Doris geram seraya memegang jaket Liel. ”Sudah aku katakan untuk tidak pergi ke sekolah.”
Liel hanya diam, tanpa berkata apapun.
“Hei? Apa berita itu benar? Kamu dan Kay? Setelah semua yang …”
“Bisa kah kamu diam? Bukan kah selama ini kamu selalu mendukung hubungan kami?” potong Liel kesal.
Doris merasa frustasi sambil menghela napas panjang. “Haaa … aku benar-benar tidak mengerti dirimu.”
Sementara itu, mata Nata melebar saat melihat kondisi Liel. “Hei, sebentar, itu … lihatlah, apa yang terjadi padanya??”
Jia yang awalnya tidak menyadari seketika memperhatikan langkah Liel yang berjalan pelan menuju kelas barunya, yang terletak di ujung lorong sebelah kanan, di samping pintu keluar dari gedung utama ruang kelas dan ruang guru. Dia juga melihat perban yang terlilit di tangan kiri dan lehernya.
“Yaah, dia terlihat seperti … mumi.”
Nata hampir saja tertawa, namun dia merasa tidak pantas menertawakan orang yang sedang mengalami cedera. “A… apaa? Mu … mumi? Kamu tidak khawatir???”
Jia mengeleng-gelengkan kepalanya. Meski begitu, Nata tahu, bahwa Jia hanya berpura-pura bersikap dingin kepada Liel, dan dia, menghargai keputusan temannya itu.
Meski jarak kelas mereka sekarang bersebrangan, namun Liel menyadari bahwa Jia memperhatikan dirinya, seketika dia melihat ke arah Jia. Mata mereka pun saling bertemu.
Ada kerinduan di sana dan hanya mereka berdua yang tahu. Tentu sulit dan tidak mampu diungkapkan lewat kata-kata. Mirisnya, Liel segera memalingkan wajah dan masuk ke kelasnya.
“Liel, apa ini bagian dari rencanamu … atau kamu hanya mempermainkanku????” gumam Jia dalam hati.
Nata menarik tangan Jia hingga membuyarkan lamunannya. “Lihat tingkahnya, benar-benar tidak ada harapan!!! Ayo Jia, kita masuk ke kelas!!”
...****************...
Sekolah telah usai, Jia dan Nata tidak sengaja berpapasan dengan Liel dan Kay di parkiran mobil sekolah. Terlihat bahwa Liel dan Kay saling berpegangan tangan dengan erat satu sama lain, membuat Jia merasa panas.

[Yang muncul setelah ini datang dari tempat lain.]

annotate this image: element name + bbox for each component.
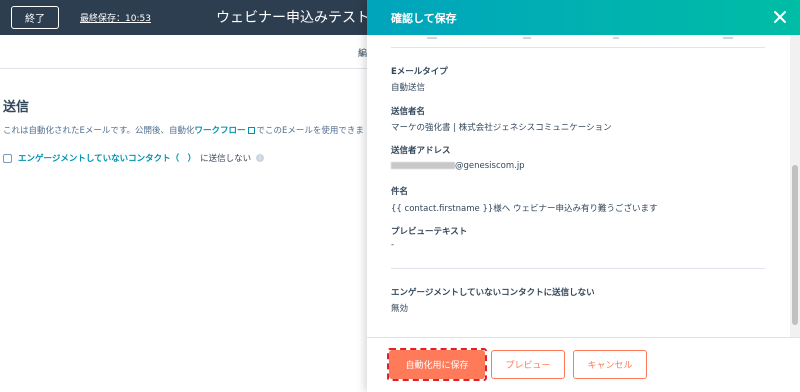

Kay memicingkan mata dan memainkan rambutnya. “Maaf Jia, jika apa yang aku katakan tidak selaras dengan perbuatanku, ternyata aku menyukai sahabatku sendiri.”
Jia menatap Liel dengan rasa kecewa. Meski dia mengerti mengapa Liel tidak bertindak dan hanya diam tanpa menatapnya, namun tetap saja, itu membuatnya kesal.
“Haaa … jika tujuanmu hanya untuk membuatku marah … mohon maaf, aku tidak akan terpancing!! Memperebutkan seorang laki-laki hanya akan melukai harga diriku … jadi, ambil saja Liel dan jangan pernah mengusikku lagi!! Paham??” Ucapnya seraya menyibakkan rambut pendeknya.
Seketika Kay terdiam. Dia hanya mengatup bibirnya kencang, menahan rasa marah yang luar biasa. Dia tidak menyangka Jia masih berani terhadapnya, setelah semua yang terjadi.
“Bye, jal*ng!!” Sindir Nata seraya melambaikan tangannya.
Wajah Kay seketika memerah akibat rasa marah. “APA KAMU BILANG?? KUPASTIKAN MULUTMU HANCUR OLEHKU!!!”
Nata menjulurkan lidahnya. Dia tetap mengejek Kay tanpa rasa takut. Sudah sangat lama dia menahan kekesalan terhadap Kay semenjak dia hampir menghancurkan karir ibunya.
Kay ingin menghampiri Nata dan hendak memukulnya, namun Liel menarik tangan Kay, membuatnya berhenti melangkahkan kakinya.
“Cukup Kay, jangan membuat kegaduhan!!” Ucap Liel seraya mengeleng-gelengkan kepalanya.